Recent world events have left many parents serving as both parents and teachers. If you felt your frustration level rising, you may have acted in ways that made both you and your child unhappy. Building better parenting skills often take a mentor or a coach to boost your communication and empathy. If improving your skills improved your results, you may be ready to coach someone else.
Why Become A Parenting Coach?
Many of the people who choose to become a parenting coaches do so because their childhoods were challenging. They may have grown up in a home that felt chaotic or unsafe. They may have been verbally or physically abused. When their own children were born, their goal was to do things differently.
However, having a positive goal of being a good parent will take more skills than just being better at parenting than your parents were. A negative example is a good start. Doing everything you can to keep your child happy all the time will not serve your child long-term. Sometimes, being a good parent means setting boundaries for your child, which can upset them.
What A Parenting Coach Does
A parenting coach helps their client by helping them to accept their feelings. On the surface, this sounds fairly simple. A parent may see their child acting out in anger and understand that the child is upset and overwhelmed.
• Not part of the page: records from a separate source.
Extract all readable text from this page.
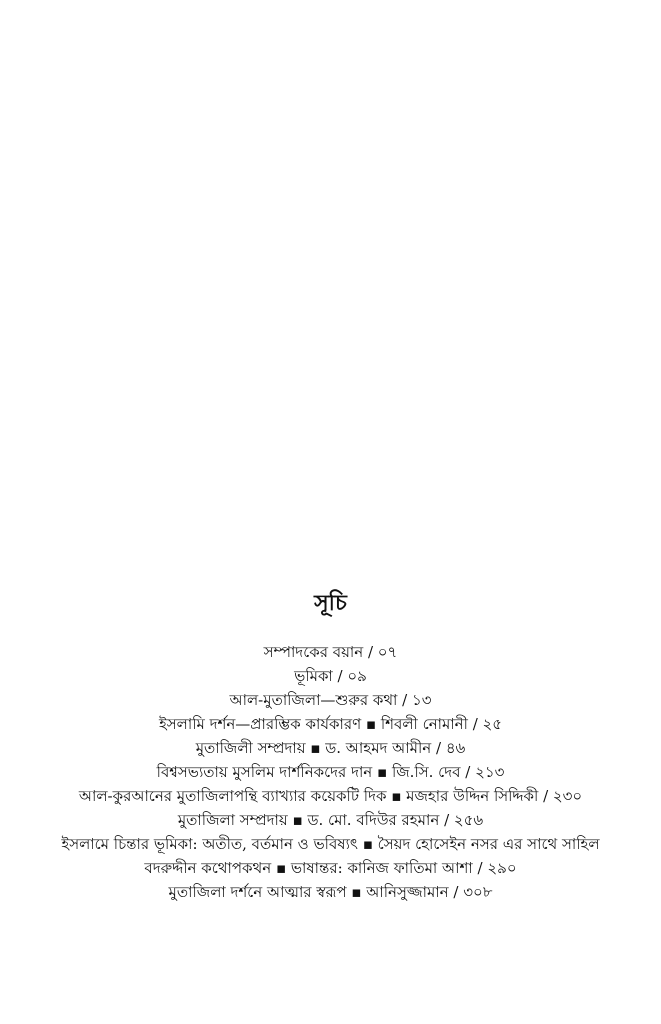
সূচি
সম্পাদকের বয়ান / ০৭
ভূমিকা / ০৯
আল-মুতাজিলা—শুরুর কথা / ১৩
ইসলামি দর্শন—প্রারম্ভিক কার্যকারণ ▪ শিবলী নোমানী / ২৫
মুতাজিলী সম্প্রদায় ▪ ড. আহমদ আমীন / ৪৬
বিশ্বসভ্যতায় মুসলিম দার্শনিকদের দান ▪ জি.সি. দেব / ২১৩
আল-কুরআনের মুতাজিলাপন্থি ব্যাখ্যার কয়েকটি দিক ▪ মজহার উদ্দিন সিদ্দিকী / ২৩০
মুতাজিলা সম্প্রদায় ▪ ড. মো. বদিউর রহমান / ২৫৬
ইসলামে চিন্তার ভূমিকা: অতীত, বর্তমান ও ভবিষ্যৎ ▪ সৈয়দ হোসেইন নসর এর সাথে সাহিল
বদরুদ্দীন কথোপকথন ▪ ভাষান্তর: কানিজ ফাতিমা আশা / ২৯০
মুতাজিলা দর্শনে আত্মার স্বরূপ ▪ আনিসুজ্জামান / ৩০৮
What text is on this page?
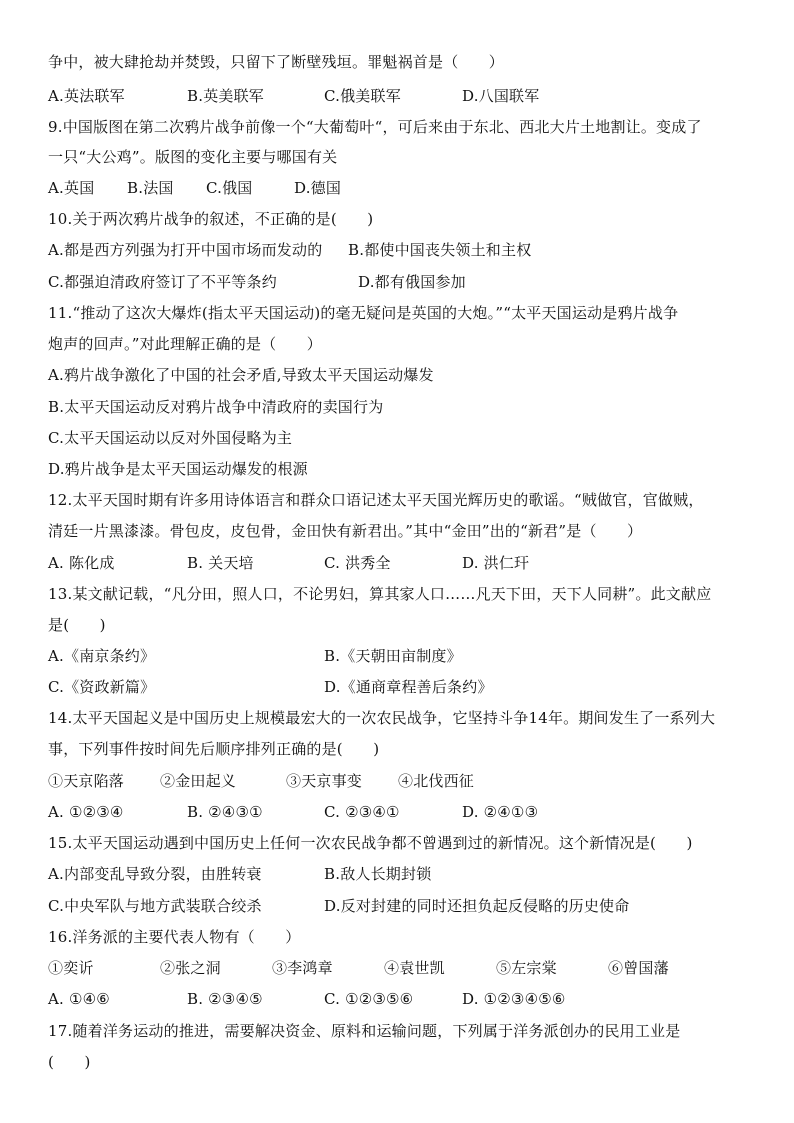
争中，被大肆抢劫并焚毁，只留下了断壁残垣。罪魁祸首是（　　）
A.英法联军	B.英美联军	C.俄美联军	D.八国联军
9.中国版图在第二次鸦片战争前像一个“大葡萄叶“，可后来由于东北、西北大片土地割让。变成了
一只“大公鸡”。版图的变化主要与哪国有关
A.英国 B.法国 C.俄国	D.德国
10.关于两次鸦片战争的叙述，不正确的是(　　)
A.都是西方列强为打开中国市场而发动的 B.都使中国丧失领土和主权
C.都强迫清政府签订了不平等条约	D.都有俄国参加
11.“推动了这次大爆炸(指太平天国运动)的毫无疑问是英国的大炮。”“太平天国运动是鸦片战争
炮声的回声。”对此理解正确的是（　　）
A.鸦片战争激化了中国的社会矛盾,导致太平天国运动爆发
B.太平天国运动反对鸦片战争中清政府的卖国行为
C.太平天国运动以反对外国侵略为主
D.鸦片战争是太平天国运动爆发的根源
12.太平天国时期有许多用诗体语言和群众口语记述太平天国光辉历史的歌谣。“贼做官，官做贼，
清廷一片黑漆漆。骨包皮，皮包骨，金田快有新君出。”其中“金田”出的“新君”是（　　）
A. 陈化成	B. 关天培	C. 洪秀全	D. 洪仁玕
13.某文献记载，“凡分田，照人口，不论男妇，算其家人口……凡天下田，天下人同耕”。此文献应
是(　　)
A.《南京条约》	B.《天朝田亩制度》
C.《资政新篇》	D.《通商章程善后条约》
14.太平天国起义是中国历史上规模最宏大的一次农民战争，它坚持斗争14年。期间发生了一系列大
事，下列事件按时间先后顺序排列正确的是(　　)
①天京陷落 ②金田起义	③天京事变 ④北伐西征
A. ①②③④	B. ②④③①	C. ②③④①	D. ②④①③
15.太平天国运动遇到中国历史上任何一次农民战争都不曾遇到过的新情况。这个新情况是(　　)
A.内部变乱导致分裂，由胜转衰	B.敌人长期封锁
C.中央军队与地方武装联合绞杀	D.反对封建的同时还担负起反侵略的历史使命
16.洋务派的主要代表人物有（　　）
①奕䜣	②张之洞	③李鸿章	④袁世凯	⑤左宗棠	⑥曾国藩
A. ①④⑥	B. ②③④⑤	C. ①②③⑤⑥	D. ①②③④⑤⑥
17.随着洋务运动的推进，需要解决资金、原料和运输问题，下列属于洋务派创办的民用工业是
(　　)
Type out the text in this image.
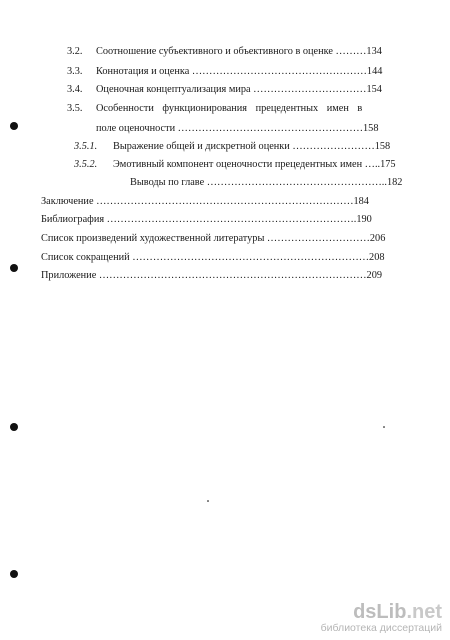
3.2. Соотношение субъективного и объективного в оценке ………134
3.3. Коннотация и оценка ……………………………………………144
3.4. Оценочная концептуализация мира ……………………………154
3.5. Особенности функционирования прецедентных имен в
поле оценочности ………………………………………………158
3.5.1. Выражение общей и дискретной оценки ……………………158
3.5.2. Эмотивный компонент оценочности прецедентных имен …..175
Выводы по главе ……………………………………………..182
Заключение …………………………………………………………………184
Библиография ……………………………………………………………….190
Список произведений художественной литературы …………………………206
Список сокращений ……………………………………………………………208
Приложение ……………………………………………………………………209
dsLib.net
библиотека диссертаций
If your inner reaction is also to become angry, you will increase the confusion, frustration, and upset for all concerned.
Avoiding a judgmental mindset of condemning some emotions as undesirable is a critical first step. An emotion is just an emotion; resisting or reacting to it can be positive or negative.
Many children (and adults) experience displaced emotions. They get in trouble at work or school and yell at a playmate or spouse. These bad behaviors are symptoms of how difficult emotions show up in our lives. Understanding and accepting that base emotion that is churning up bad behaviors and putting a name to tough feelings will help your child to accept, process, and deal with the feelings so a healthier choice can be made.
How You Become A Parenting Coach
You do not need a degree to become a parenting coach. You can boost your ability to manage the communication and empathy needed by studying
- psychology
- counseling
- early childhood education
If you have personal knowledge of some of the tougher aspects of childhood, such as ADHD or other processing challenges, you may choose to target your training and coaching in that direction.
It is important to note that many processing challenges such as ADHD and hyperactive or impulsive behaviors are tied to genetics. If your childhood or schooling history was especially challenging because you struggled to function in a classroom setting, your empathy as a coach could be invaluable to families struggling to help a child who finds a traditional school setting too restrictive.
You can pair your studies in psychology with the life lessons you’ve learned and make yourself an invaluable coach for families struggling through these tough situations. You can also help adults in the household deal with their difficult memories tied to their own childhood trauma.
Turning Parenting Coaching Into A Career
As a parenting coach, you may find that you’re most effective in working inside the home. You may visit the home to observe the interaction between parents and children and between the siblings if there is more than one child in the household. As an in-home coach, you may well need to work evenings and weekends or put in a lot of summer hours to effectively provide observation and feedback.
You may also coach online. These sessions can offer both parents in the household the chance to have some one-on-one coaching time so they can both process their reactions to tough parenting events.
Finally, you may work as an observer in your own office. It’s important to remember that your goals as a coach will be different than those of a therapist. You may be working with a parent who struggles to avoid anger when their child is overwhelmed. That parent may want to seek therapy to attend to any difficult events from their own childhood, but your job as a coach is to help them work through the here and now to support a child before the meltdown hits.